Selanjutnya, pandangan tersebut, secara kultural melahirkan standar ganda dalam menentukan kualifikasi moral sosial dan budaya. Dimana, sebagai contoh, kualitas peredaban dan sejarah digariskan di atas kemajuan kekuasaan yang dianggap sebagai peradaban laki-laki. Dan, dalam sejarah tersebut perempuan mengambil posisi atau diposisikan sebagai unsur pelengkap atau bahkan sebagai korban kemajuan peradaban.

Paradigma Tasawuf Wujudi
Berbeda dengan pengetahuan saintifik dan filsafat yang cara kerjanya diawali dengan melakukan kategorisasi dan identifikasi terhadap “objek” atau “subjek kajian”, termasuk terhadap “Tuhan” ketika ia membicarakan Tuhan; maka, tasawuf mengawalinya dengan “menerima” melalui proses membuka diri (futuh, Mukasyafah) untuk menerima penampakkan (Tajalli) Tuhan dalam diri manusia dan alam semesta. Manusia dan alam semesta dipahami sebagai tajalli Nama dan Sifat Tuhan dalam alam semesta. Tuhan menjadi referensi, titik pijak, dalam menjadwab semua persoalan. Oleh karena itu, karena seorang sufi merasa hanya sebagai penerima, bukan pencari, maka di antara kaum sufi tidak perna ada pertentangan dan pertumpahan darah. Walau pun jumlah tareqat sangatlah banyak, ribuan.

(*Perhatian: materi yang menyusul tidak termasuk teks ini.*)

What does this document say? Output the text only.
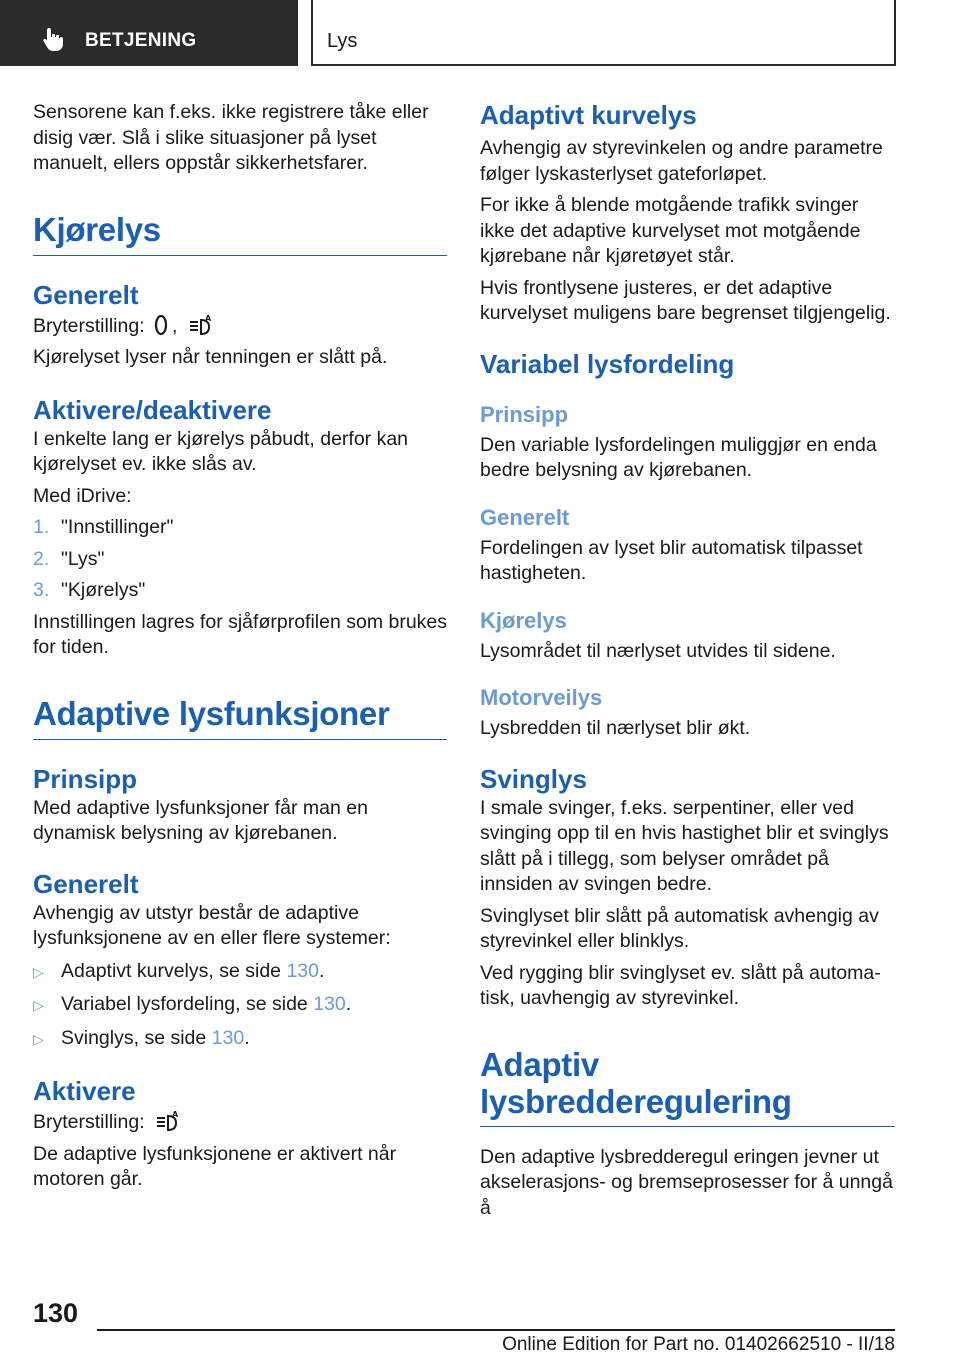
BETJENING	Lys

Sensorene kan f.eks. ikke registrere tåke eller disig vær. Slå i slike situasjoner på lyset manuelt, ellers oppstår sikkerhetsfarer.

Kjørelys
Generelt

Bryterstilling: ,	A

Kjørelyset lyser når tenningen er slått på.

Aktivere/deaktivere

I enkelte lang er kjørelys påbudt, derfor kan kjørelyset ev. ikke slås av.

Med iDrive:

1. "Innstillinger"
2. "Lys"
3. "Kjørelys"

Innstillingen lagres for sjåførprofilen som brukes for tiden.

Adaptive lysfunksjoner
Prinsipp

Med adaptive lysfunksjoner får man en dynamisk belysning av kjørebanen.

Generelt

Avhengig av utstyr består de adaptive lysfunksjonene av en eller flere systemer:

▷ Adaptivt kurvelys, se side 130.
▷ Variabel lysfordeling, se side 130.
▷ Svinglys, se side 130.
Aktivere

Bryterstilling:	A

De adaptive lysfunksjonene er aktivert når motoren går.

Adaptivt kurvelys

Avhengig av styrevinkelen og andre parametre følger lyskasterlyset gateforløpet.

For ikke å blende motgående trafikk svinger ikke det adaptive kurvelyset mot motgående kjørebane når kjøretøyet står.

Hvis frontlysene justeres, er det adaptive kurvelyset muligens bare begrenset tilgjengelig.

Variabel lysfordeling
Prinsipp

Den variable lysfordelingen muliggjør en enda bedre belysning av kjørebanen.

Generelt

Fordelingen av lyset blir automatisk tilpasset hastigheten.

Kjørelys

Lysområdet til nærlyset utvides til sidene.

Motorveilys

Lysbredden til nærlyset blir økt.

Svinglys

I smale svinger, f.eks. serpentiner, eller ved svinging opp til en hvis hastighet blir et svinglys slått på i tillegg, som belyser området på innsiden av svingen bedre.

Svinglyset blir slått på automatisk avhengig av styrevinkel eller blinklys.

Ved rygging blir svinglyset ev. slått på automatisk, uavhengig av styrevinkel.

Adaptiv
lysbredderegulering

Den adaptive lysbredderegul eringen jevner ut akselerasjons- og bremseprosesser for å unngå å

130
Online Edition for Part no. 01402662510 - II/18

Pendekatan tasawuf wujudi terhadap manusia maupun alam sebagai realitas partial selalu dipahami dalam paradigma kesatuan yang berpusat pada tajalli Tuhan. Dengan demikian, pluralitas dipahami sebagai kenyataan “semu”, karena secara hakiki pluralitas mensyaratkan adanya kesatuan. Tanpa kesatuan bukan pluralitas (keberbedaan, keanekaan) lagi namanya, akan tetapi keterpisahan (alienasi). Hanya dalam pluralitas keteraturan dan harmanoni bisa terjadi, tidak demikian halnya dalam keterpisahan.

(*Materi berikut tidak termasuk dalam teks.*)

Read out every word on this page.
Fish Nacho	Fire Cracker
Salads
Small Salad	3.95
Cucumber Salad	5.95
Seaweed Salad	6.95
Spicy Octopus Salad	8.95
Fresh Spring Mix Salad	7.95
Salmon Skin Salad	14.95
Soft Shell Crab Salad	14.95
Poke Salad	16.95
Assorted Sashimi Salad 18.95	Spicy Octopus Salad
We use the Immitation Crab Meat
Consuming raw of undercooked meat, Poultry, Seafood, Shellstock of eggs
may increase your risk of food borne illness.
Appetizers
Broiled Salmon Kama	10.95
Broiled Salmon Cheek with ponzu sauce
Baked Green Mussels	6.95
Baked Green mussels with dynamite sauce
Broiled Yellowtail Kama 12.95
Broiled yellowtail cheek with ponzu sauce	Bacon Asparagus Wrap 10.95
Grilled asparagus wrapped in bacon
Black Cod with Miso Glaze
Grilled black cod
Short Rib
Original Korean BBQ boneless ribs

Ibn ‘Arabi melihat bahwa pluralitas pada alam semesta terjadi karena ketidaksempurnaan alam dalam mewadahi sifat dan nama Allah (citra ilahi) sebagai wadah tajalli. Ibn ‘Arabi “berpendapat” (seperti halnya Al-Hallaj) kesempurnaan tajalli Tuhan pada makhluk terjadi ada peringkat insan kamil (“manusia”), karena padanya telah termanipestasi segenap sifat Allah dan asma-Nya. Tajalli Allah dalam alam semesta (selain manusia) tidak mencapai kesempurnaanya karena alam semesta berada dalam wujud yang terpecah-pecah, sehingga tidak bisa menampung citra Tuhan secara utuh, hanya pada manusialah citra Tuhan dapat tergambar secara sempurna, yaitu pada insan kamil. Ketidaksempurnaan alam semesta sebagai wadah tajalli sifat dan nama Tuhan karena : alam tidak memiliki “dimensi ruhaniah” yang merupakan dimensi “terdekat” dengan Tuhan. Berbeda dengan manusia, selain merupakan “miatur” dari pluralitas alam semesta (mikrokosmos) ia pun memiliki dimensi ruhaniah, sebagai dimensi “terdekat” dengan Tuhan. Dimensi ruhaniah merupakan dimensi yang mengatasi ruang-waktu (bentuk, form). Dualisme manusia inilah (ruhaniah dan kosmos) yang menjadikan manusia sebagai “bentuk” paling sempurna (ahsan al-takwim). Kenyataan dualisme manusia ini (jasmani-ruhani) menggambar kenyataan yang paling sempurna dari keberbedaan yang menyatu. Penyatuan yang melahirkan pola khidupan dari pribadi yang unik.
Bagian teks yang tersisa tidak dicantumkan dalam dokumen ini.